The Federal Transit Administration's initiative to expand the use of bus rapid transit (BRT) around the country has spawned small but successful programs in several communities. To build upon these successes, the FTA, in conjunction with WestStart, launched a vehicle design competition late last year called "Bus Rapid Transit and the American Community."
Dangled in front of the competitors was $100,000 in prize money. Entrants were encouraged to break away from traditional thinking and to explore new BRT vehicle concepts that might reduce traffic congestion and improve air quality.
Lifting BRT's image
WestStart's Fred Silver, competition manager for the project, said he hoped the event would create a grass-roots interest in BRT and its advancement. "What we have today just doesn't work," he said. "The capacity isn't high enough."
But he stopped short of saying that any of the winning designs would be seriously considered for manufacture. More important, he said, was the need to encourage conceptual thinking about bringing innovative BRT service to communities across the country.

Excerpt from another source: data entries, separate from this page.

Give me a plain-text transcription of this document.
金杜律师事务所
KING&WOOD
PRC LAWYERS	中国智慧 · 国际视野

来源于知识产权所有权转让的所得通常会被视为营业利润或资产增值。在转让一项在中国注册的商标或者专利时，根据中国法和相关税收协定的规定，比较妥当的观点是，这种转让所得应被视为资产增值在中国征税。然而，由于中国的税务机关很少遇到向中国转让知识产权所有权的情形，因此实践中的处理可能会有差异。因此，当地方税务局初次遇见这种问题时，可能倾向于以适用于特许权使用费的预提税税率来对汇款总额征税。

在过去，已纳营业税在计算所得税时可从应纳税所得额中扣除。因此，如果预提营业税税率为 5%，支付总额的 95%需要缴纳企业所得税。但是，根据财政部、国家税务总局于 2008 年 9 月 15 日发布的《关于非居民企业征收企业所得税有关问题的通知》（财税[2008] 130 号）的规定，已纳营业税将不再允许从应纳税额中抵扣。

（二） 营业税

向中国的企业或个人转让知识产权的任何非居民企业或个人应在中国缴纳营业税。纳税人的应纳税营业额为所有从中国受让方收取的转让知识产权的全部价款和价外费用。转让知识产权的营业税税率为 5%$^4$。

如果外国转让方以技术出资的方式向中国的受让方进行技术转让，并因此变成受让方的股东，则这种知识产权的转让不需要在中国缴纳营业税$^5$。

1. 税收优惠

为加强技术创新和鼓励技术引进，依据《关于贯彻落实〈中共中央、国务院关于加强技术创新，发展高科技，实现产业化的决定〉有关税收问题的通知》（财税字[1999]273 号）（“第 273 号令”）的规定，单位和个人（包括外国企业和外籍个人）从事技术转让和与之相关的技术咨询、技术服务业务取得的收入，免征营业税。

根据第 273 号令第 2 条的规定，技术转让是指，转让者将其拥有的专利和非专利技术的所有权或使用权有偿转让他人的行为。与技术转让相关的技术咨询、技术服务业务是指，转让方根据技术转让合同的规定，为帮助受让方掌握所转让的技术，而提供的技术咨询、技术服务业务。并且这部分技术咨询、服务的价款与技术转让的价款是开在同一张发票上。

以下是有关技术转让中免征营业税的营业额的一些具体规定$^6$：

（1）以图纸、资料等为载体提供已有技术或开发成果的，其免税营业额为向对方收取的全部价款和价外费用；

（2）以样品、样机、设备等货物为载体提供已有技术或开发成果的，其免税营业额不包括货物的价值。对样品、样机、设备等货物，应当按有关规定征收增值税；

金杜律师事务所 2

"We want to have a significant impact on what's perceived to be the next generation of transit," Silver said. "Image is an important issue."
The competition drew 59 entries from teams in seven countries. Each team was required to have a multidisciplinary makeup. About half of the teams were composed of college students.
The winners are. . .
Here are summaries of the winning projects in the four high-level categories:
SMRTram-ITS. This system, designed for Baltimore Harbor, supports narrow buses using a dedicated single-lane guideway. Using smart technologies, the system enables multiple vehicles to operate on-grade in both directions simultaneously. This eliminates the need for two dedicated lanes. The vehicles are relatively small, mostly transparent, quiet and move at pedestrian-friendly speeds of 12 to 15 mph. The entry was submitted by the Village Technology Team in Annapolis, Md.
ROADRAIL. This system was designed for Portland, Maine, and uses vehicles that function both as ultralight commuter trains and as buses. The self-propelled road and rail vehicles can navigate traditional routes through Portland's intricate street network as well as rail routes through heavily used commuter corridors. The vehicles are designed in a modular fashion that supports low-cost development and allows them to be manufactured as smaller shuttle buses. Submitted by Portland & Co.
Innovative Bus Design for the Future of South Miami. This winning entry envisions a vehicle with a futuristic aerodynamic design that is twice as long as a conventional bus and environmentally friendly. The articulated bus could carry as many as 200 passengers at a maximum speed of 60 mph along an eight-mile exclusive busway. It would adopt a motor-in-wheel arrangement as a propulsion system powered by fuel cells. The entry was submitted by Toyota Motor Corp.
CitySurfer. This system was designed for Honolulu and features a fuel cell-powered bus that has a series of waves in its design and shape. The focus is on creating a heightened experience for the urban commuter. It includes a variety of passenger information systems and amenities, such as telecommunication ports, digital entertainment systems and computers with Internet access. The entry was submitted by students as the University of Hawaii at Manoa.